Now let’s return to our friend Philip Ballard. The first test his students took not only measured how much of the “Hesperus” poem they remembered. It also increased the storage and retrieval strengths of the verse they did remember, making it more firmly anchored in memory and more easily accessible than it was before the test. Hit, unexpectedly, with the same test two days later, most of the lines they recalled on test number 1 came back clearly and quickly—and as a result, their brains had time to scrounge for more words, using the remembered verse as a skeleton guide, a partially completed jigsaw puzzle, a packet of cues to shake loose extra lines. This is a poem, after all, swollen with imagery and meaning, precisely the material that shows the strongest “reminiscence” effect of all.
VoilĂ ! They do better.
Yes, the Hesperus will eventually sink if the brain stops thinking about it, and its retrieval strength will inch toward zero. But a third test, and a fourth, would anchor the poem in memory more richly still, as the brain—now being called on to use the poem regularly—would continue its search for patterns within the poem, perhaps pulling up another half line or two with each exam. Will it all come back, with enough testing, even if only half was remembered the first time? Not likely. You get something back, not everything.

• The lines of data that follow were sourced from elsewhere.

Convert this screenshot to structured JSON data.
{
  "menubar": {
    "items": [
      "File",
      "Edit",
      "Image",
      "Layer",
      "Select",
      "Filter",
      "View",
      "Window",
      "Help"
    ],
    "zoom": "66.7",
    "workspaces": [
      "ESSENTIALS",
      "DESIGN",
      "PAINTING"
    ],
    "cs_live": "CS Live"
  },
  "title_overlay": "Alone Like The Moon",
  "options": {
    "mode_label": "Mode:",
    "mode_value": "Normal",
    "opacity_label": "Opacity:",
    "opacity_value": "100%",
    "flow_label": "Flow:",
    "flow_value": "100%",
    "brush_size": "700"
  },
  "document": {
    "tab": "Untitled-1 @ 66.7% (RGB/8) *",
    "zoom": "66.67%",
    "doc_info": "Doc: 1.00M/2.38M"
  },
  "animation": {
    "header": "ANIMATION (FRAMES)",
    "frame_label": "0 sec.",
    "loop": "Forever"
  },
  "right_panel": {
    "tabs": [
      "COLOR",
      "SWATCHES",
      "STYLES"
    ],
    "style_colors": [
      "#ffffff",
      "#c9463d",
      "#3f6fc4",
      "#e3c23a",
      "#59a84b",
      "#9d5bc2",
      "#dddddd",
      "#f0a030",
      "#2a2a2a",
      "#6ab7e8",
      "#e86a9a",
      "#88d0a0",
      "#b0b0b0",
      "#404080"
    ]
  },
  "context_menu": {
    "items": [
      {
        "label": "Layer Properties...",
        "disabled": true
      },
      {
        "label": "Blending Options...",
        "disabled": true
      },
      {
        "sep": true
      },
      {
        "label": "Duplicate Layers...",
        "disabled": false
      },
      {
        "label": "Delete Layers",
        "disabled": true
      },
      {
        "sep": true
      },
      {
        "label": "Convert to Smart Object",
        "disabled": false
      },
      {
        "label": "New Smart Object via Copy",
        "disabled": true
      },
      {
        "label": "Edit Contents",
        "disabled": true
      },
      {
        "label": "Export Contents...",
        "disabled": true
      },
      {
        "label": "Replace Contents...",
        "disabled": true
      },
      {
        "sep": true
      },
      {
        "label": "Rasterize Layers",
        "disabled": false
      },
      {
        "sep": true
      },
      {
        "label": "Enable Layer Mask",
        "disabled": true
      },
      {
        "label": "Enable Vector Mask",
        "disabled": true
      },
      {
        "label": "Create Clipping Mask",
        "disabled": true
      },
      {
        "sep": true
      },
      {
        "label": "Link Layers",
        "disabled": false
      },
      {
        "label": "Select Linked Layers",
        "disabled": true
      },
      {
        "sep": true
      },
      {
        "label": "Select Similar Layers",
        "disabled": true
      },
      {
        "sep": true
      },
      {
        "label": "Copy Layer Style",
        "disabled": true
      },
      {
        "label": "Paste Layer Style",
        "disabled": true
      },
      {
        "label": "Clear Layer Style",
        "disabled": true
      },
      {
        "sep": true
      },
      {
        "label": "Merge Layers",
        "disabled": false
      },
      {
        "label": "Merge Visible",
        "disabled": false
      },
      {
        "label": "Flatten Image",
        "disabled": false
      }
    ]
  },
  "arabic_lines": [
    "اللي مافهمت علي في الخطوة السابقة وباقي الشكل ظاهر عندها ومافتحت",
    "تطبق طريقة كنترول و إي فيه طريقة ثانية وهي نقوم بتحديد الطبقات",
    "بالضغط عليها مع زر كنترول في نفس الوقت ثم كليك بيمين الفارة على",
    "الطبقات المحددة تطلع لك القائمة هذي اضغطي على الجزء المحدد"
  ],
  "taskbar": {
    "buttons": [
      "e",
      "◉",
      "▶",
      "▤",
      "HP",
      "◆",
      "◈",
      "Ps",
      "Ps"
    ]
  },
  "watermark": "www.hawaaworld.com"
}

Try it yourself, after a day or two. Write down as much of the “The Wreck of the Hesperus” as you can, without looking. Give yourself as much time as you took on the first test at the top of the chapter. Compare the results. If you’re like most people, you did a little better on the second test.
Using memory changes memory—and for the better. Forgetting enables and deepens learning, by filtering out distracting information and by allowing some breakdown that, after reuse, drives retrieval and storage strength higher than they were originally. Those are the basic principles that emerge from brain biology and cognitive science, and they underlie—and will help us understand—the various learning techniques yet to come.